When you are 4% of the world's population and produce 25% of the world's wealth, there is a natural latent envy and animosity. Wilson was writing on the sin of Envy. At the end of his essay, he has this to say which, despite being nearly fifty years old, seems unpleasantly contemporary.
This can be seen in the most distressing, foolish Envy of our time - anti-Americanism in Western Europe. To me European anti-Americanism is plain silly because it is suicidal, but there are, after all, not only Communist but tolerably argued neutralist views about this, and at times American policy inclines one to sympathize with such views. There are grievances against America which deserve consideration from everyone. But anti-Americanism is quite another thing; it is an impotent Envy which does nothing but disgrace the speaker. Listen to any county Englishman or his wife who in dislike of the changed English social order seeks refuge in anti-American talk, hear the silly bray of their laugh, the frightened note that underlies their jokes about American brashness or crudity. Or, almost worse, hear a group of rich, beleaguered French or Italian or Spanish describing the necessity for a civilized Europe where American barbaraism cannot interefere. There are few more nauseating sounds in the modern world; nauseating because like all envious sounds they make one feel ashamed for the emotions that the speaker is betraying. And the same for for anti-Russianism where it is solely built on hopeless Envy.

This, of course, is why Envy is so unenviable a dominating emotion. All the seven deadly sins are self-destroying, morbid appetites, but in their early stages at least lust and gluttony, avarice and sloth know some gratification, while anger and pride have power, even though that power eventually destroys itself. Envy is impotent, numbed with fear, yet never ceasing in its appetite; and it knows no gratification save endless self-torment. It has the ugliness of a trapped rat that has gnawed its own foot in its effort to escape.

Tuesday, January 27, 2009

Perspective on controversies

Thinking people always contest with one another as to whether they have all the facts, whether they are interpreting the facts correctly, or whether the facts are relevant to the decisions that need to be made. Unfortunately, we are often not well schooled in the mechanisms and cadences of effective dispute. Emotion becomes the energy behind a debate. Rationality, willingness to accept the incompleteness of our knowledge and humility give way to overconfidence and hubris. Sometimes it is science - what do we really know about global warming versus the wild claims from both sides? Sometimes it is economics - what are the appropriate actions to take in the wake of an asset bubble deflation? Almost always it is really just opinion and loud shouts.

It is refreshing sometimes to look back on past debates. Not how they were resolved, though that is of course interesting. Rather, what is interesting is what we have forgotten about how they began and what was thought to be known at the time with complete certainty.

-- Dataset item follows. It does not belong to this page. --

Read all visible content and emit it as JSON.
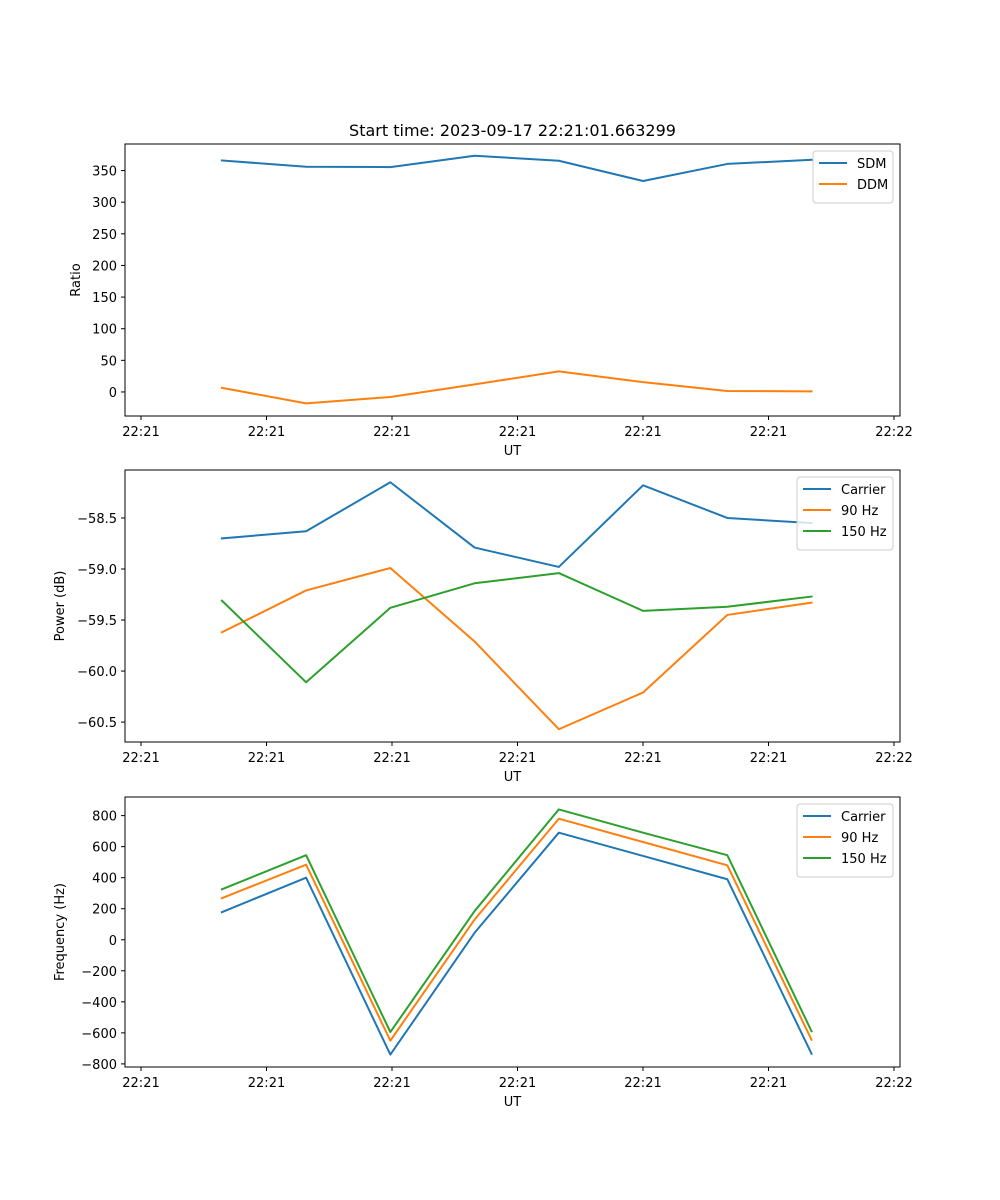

Brian Switek has an interesting blog post, Ancient Armored Whales, on a long ago and long forgotten debate from the turn of the last century when paleontologists debated heatedly with one another as to whether ancient whales were armored. It makes us smile now, but these were not stupid people. Just overconfident in their facts or their interpretations. We can only smile if we are confident we have learned the lesson of humility about our facts and interpretations. Nothing I see suggests that we have.